Although the use of CaHA is well established in regenerative medicine and bone tissue dentistry [54,55,56], where it is considered effective, like in terms of osteoconduction and bone regeneration, especially when combined with other biomaterials such as copper and lithium [52], polylactic acid [53], and the administration of multiple drugs [42], there are few studies on its use in soft tissues, like the skin [17]. Preliminary studies suggest that this biomaterial may also promote wound healing [54,55,56] by increasing the migration and deposition of macrophages and fibroblasts at the wound site [57] and reducing pro-inflammatory cytokines, thereby creating an environment conducive to tissue regeneration [58]. However, the literature in this area is scarce, and the scarcity of studies makes it difficult to understand the potential of CaHA in soft tissues.

Regarding limitations, one of the biggest challenges in integrating calcium hydroxyapatite (CaHA) or calcium phosphate (CaP) and photobiomodulation (PBM) therapies lies in the resource demands required for their application, including financial investments, advanced technology, and the overhead associated with adopting these innovative approaches. While advances in CaHA synthesis are aimed at reducing production costs, achieving medical-grade quality and specific particle sizes suitable for regenerative applications remains a complex and expensive process. Similarly, the acquisition of high-performance PBM devices, such as lasers and LEDs, involves a significant financial investment, particularly in environments with limited funding. Additionally, the lack of standardized PBM protocols often requires extensive experimentation and adjustments, leading to increased time and material costs. These factors collectively limit the widespread implementation of these therapies, especially in regions with restricted access to advanced medical technologies. Addressing these barriers will require cost-effective innovations and ongoing research efforts to refine techniques while ensuring therapeutic efficacy.

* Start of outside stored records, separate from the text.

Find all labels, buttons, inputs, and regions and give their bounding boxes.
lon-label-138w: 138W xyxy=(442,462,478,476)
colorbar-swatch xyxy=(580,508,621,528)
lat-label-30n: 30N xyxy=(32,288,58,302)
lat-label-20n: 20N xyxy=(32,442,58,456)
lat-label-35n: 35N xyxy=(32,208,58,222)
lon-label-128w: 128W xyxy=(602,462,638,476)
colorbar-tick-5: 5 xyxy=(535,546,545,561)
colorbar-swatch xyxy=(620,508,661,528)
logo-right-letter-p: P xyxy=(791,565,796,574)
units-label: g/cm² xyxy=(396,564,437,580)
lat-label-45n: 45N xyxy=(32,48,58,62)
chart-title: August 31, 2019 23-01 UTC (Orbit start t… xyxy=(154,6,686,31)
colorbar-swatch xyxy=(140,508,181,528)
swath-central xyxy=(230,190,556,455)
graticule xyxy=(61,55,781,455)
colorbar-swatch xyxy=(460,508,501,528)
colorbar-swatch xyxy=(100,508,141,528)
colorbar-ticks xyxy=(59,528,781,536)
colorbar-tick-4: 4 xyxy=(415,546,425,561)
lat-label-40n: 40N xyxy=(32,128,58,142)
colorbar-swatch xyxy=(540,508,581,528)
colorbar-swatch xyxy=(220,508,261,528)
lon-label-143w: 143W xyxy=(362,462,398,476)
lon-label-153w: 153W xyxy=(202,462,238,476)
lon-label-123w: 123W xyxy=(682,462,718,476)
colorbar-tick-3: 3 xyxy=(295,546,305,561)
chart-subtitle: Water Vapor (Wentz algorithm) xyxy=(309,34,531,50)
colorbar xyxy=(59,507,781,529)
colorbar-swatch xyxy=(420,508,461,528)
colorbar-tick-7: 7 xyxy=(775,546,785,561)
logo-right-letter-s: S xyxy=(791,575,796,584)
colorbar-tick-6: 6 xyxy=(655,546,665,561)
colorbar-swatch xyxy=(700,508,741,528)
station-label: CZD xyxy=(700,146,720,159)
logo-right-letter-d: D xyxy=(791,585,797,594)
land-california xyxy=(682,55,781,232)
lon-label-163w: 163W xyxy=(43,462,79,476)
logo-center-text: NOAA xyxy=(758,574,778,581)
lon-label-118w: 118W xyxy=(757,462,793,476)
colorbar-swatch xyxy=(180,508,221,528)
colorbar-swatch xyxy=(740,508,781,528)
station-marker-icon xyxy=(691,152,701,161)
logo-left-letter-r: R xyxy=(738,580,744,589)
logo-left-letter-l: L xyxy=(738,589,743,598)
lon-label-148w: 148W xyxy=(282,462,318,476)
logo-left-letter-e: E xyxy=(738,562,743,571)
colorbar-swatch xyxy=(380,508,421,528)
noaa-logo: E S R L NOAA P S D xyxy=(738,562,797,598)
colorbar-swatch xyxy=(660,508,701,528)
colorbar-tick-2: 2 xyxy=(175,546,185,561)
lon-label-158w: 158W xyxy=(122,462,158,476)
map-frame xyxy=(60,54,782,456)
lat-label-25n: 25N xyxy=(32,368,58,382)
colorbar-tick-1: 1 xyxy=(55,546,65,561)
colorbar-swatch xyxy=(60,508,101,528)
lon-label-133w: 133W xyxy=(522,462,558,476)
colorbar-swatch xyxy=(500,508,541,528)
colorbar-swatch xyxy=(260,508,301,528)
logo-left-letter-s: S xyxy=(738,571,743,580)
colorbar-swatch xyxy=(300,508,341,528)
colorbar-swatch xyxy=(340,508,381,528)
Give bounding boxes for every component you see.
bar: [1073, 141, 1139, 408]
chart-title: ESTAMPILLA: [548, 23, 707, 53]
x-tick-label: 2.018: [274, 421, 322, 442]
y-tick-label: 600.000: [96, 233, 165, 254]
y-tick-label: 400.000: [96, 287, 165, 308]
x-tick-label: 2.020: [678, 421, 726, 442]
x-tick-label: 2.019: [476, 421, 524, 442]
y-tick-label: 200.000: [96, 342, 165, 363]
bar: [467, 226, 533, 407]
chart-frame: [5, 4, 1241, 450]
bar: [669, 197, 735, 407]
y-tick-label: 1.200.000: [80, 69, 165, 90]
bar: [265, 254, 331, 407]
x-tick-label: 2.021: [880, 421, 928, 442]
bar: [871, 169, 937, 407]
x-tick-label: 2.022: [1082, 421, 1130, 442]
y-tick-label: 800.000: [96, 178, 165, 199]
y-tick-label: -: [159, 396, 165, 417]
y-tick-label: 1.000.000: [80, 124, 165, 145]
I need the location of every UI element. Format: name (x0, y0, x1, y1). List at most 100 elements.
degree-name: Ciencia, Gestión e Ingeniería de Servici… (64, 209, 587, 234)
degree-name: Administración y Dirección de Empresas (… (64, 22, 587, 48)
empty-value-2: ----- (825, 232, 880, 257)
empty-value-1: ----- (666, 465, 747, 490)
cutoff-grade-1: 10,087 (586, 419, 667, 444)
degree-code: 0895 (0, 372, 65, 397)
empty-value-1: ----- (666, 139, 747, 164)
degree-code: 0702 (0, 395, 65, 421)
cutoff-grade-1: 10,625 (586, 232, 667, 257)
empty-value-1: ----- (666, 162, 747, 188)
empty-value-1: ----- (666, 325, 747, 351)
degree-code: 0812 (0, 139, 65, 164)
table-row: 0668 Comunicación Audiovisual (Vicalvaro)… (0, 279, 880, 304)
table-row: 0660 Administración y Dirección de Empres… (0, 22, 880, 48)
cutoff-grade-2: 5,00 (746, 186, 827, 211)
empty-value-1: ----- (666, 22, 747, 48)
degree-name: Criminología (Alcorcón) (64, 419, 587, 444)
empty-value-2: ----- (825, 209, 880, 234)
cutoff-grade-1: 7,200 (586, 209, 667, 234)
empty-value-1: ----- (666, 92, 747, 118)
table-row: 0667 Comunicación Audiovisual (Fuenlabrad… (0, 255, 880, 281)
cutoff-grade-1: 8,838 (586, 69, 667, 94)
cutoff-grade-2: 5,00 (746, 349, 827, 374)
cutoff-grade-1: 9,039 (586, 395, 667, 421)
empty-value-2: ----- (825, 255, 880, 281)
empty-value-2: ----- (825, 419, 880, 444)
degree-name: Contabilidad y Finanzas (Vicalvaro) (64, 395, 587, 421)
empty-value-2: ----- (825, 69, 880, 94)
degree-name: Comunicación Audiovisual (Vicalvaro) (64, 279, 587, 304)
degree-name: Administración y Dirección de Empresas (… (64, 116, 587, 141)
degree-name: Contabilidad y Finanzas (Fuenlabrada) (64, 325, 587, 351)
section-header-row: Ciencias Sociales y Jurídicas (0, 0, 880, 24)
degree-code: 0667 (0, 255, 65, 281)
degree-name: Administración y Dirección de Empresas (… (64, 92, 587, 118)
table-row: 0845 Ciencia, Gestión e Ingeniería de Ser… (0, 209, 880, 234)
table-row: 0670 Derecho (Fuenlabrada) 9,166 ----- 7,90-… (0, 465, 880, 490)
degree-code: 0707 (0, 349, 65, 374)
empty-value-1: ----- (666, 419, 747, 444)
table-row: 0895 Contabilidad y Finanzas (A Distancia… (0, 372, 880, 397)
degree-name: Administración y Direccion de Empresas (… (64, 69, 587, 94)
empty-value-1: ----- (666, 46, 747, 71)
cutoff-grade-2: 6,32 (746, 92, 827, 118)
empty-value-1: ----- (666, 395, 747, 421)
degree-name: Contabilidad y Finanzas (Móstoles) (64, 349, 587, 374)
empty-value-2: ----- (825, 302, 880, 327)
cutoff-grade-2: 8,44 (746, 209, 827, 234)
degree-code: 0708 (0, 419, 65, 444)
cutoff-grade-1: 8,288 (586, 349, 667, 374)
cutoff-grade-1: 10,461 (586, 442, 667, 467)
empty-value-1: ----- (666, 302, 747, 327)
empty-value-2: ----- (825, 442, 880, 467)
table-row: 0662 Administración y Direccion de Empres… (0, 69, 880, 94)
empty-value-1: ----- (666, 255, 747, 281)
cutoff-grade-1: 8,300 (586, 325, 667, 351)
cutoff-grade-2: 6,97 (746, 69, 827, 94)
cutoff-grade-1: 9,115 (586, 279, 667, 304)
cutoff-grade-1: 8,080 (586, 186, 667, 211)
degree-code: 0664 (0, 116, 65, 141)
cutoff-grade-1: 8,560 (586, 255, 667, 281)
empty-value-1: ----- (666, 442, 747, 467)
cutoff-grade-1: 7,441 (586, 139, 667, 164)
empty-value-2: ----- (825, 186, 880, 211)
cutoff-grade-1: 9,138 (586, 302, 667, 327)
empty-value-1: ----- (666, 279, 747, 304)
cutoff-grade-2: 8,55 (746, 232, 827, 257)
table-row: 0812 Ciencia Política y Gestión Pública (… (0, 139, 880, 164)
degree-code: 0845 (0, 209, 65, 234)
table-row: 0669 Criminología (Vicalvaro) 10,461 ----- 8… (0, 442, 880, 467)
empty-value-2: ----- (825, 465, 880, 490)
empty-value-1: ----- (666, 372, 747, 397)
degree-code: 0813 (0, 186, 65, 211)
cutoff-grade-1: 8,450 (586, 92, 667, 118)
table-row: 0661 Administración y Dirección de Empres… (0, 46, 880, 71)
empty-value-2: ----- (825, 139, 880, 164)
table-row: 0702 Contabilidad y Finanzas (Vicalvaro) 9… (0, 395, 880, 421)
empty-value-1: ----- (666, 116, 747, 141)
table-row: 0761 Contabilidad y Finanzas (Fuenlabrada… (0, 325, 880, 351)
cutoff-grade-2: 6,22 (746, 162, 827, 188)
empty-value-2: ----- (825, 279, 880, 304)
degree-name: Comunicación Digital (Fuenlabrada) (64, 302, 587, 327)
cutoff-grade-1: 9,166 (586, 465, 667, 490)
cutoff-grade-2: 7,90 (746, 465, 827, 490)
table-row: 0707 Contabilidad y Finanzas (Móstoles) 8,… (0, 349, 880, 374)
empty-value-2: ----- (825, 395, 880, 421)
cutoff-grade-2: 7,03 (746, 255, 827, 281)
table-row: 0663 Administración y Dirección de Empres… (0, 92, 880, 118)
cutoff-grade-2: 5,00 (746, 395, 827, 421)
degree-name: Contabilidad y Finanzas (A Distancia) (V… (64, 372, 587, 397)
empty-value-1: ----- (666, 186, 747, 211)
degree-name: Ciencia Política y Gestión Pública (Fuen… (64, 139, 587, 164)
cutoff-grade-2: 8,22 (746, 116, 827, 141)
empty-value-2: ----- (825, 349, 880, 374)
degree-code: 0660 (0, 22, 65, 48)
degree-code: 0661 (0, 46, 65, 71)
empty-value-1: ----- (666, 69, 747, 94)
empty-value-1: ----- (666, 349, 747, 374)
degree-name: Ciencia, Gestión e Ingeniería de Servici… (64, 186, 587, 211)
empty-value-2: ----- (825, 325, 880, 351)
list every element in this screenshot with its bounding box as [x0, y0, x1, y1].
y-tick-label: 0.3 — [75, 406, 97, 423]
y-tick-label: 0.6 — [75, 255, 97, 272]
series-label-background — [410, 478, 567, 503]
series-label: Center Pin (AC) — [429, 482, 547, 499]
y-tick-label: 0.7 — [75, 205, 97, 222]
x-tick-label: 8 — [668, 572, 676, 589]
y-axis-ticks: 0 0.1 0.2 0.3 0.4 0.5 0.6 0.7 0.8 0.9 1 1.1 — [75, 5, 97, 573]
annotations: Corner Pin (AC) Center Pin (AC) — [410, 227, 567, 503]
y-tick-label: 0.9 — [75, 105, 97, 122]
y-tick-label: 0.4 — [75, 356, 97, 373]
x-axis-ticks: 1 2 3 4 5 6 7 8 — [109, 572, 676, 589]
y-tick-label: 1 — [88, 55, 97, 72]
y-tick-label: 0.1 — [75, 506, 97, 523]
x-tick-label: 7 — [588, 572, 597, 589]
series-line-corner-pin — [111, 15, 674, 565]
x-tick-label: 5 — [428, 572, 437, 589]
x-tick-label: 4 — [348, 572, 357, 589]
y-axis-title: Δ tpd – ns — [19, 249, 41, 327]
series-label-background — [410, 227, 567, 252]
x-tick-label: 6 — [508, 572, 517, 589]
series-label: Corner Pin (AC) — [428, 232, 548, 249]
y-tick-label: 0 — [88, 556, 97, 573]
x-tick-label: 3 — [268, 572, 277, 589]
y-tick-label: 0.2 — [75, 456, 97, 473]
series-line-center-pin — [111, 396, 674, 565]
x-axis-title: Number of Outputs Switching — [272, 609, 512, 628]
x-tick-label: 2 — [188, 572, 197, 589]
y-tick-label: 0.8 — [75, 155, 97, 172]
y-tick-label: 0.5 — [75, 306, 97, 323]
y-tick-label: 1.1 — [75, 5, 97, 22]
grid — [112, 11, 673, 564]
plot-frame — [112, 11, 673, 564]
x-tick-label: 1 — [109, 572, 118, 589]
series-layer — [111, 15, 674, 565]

Regarding suggestions of future protocol, the authors consider the development of standardized protocols a crucial factor for the reproducibility of future research. Standardized protocols are essential parameters that directly influence tissue responses and therapeutic effects. Below, we describe the most important parameters to consider when designing future laser therapy protocols and explain their relevance to achieving effective treatment outcomes (Figure 6).

5. Conclusions

This review highlights the potential of combining CaHA and PBM in tissue repair. The studies analyzed show that this combination not only increases the biocompatibility and osteoconductive capacity of the material but also enhances the effects of PBM in accelerating healing and reducing inflammation. CaHA is already widely recognized for its fundamental role in bone regeneration, while PBM is well established for its therapeutic properties. The synergistic interaction between the biomaterial in question and PBM has revealed new mechanisms that can optimize clinical results, especially in scenarios that require both structural replacement and functional recovery in a shorter period.

The information compiled has important implications for clinical practice, suggesting that the combination of CaHA and PBM could become a standard in regenerative therapies, with the potential to significantly improve patient recovery and functionality. However, there are still gaps in the literature, particularly regarding the standardization of laser therapy protocols and the application to the skin, emphasizing the need for more clinical research to establish clear and effective guidelines. This review aims not only to clarify the benefits of this approach but also to encourage further research that could advance regenerative therapies.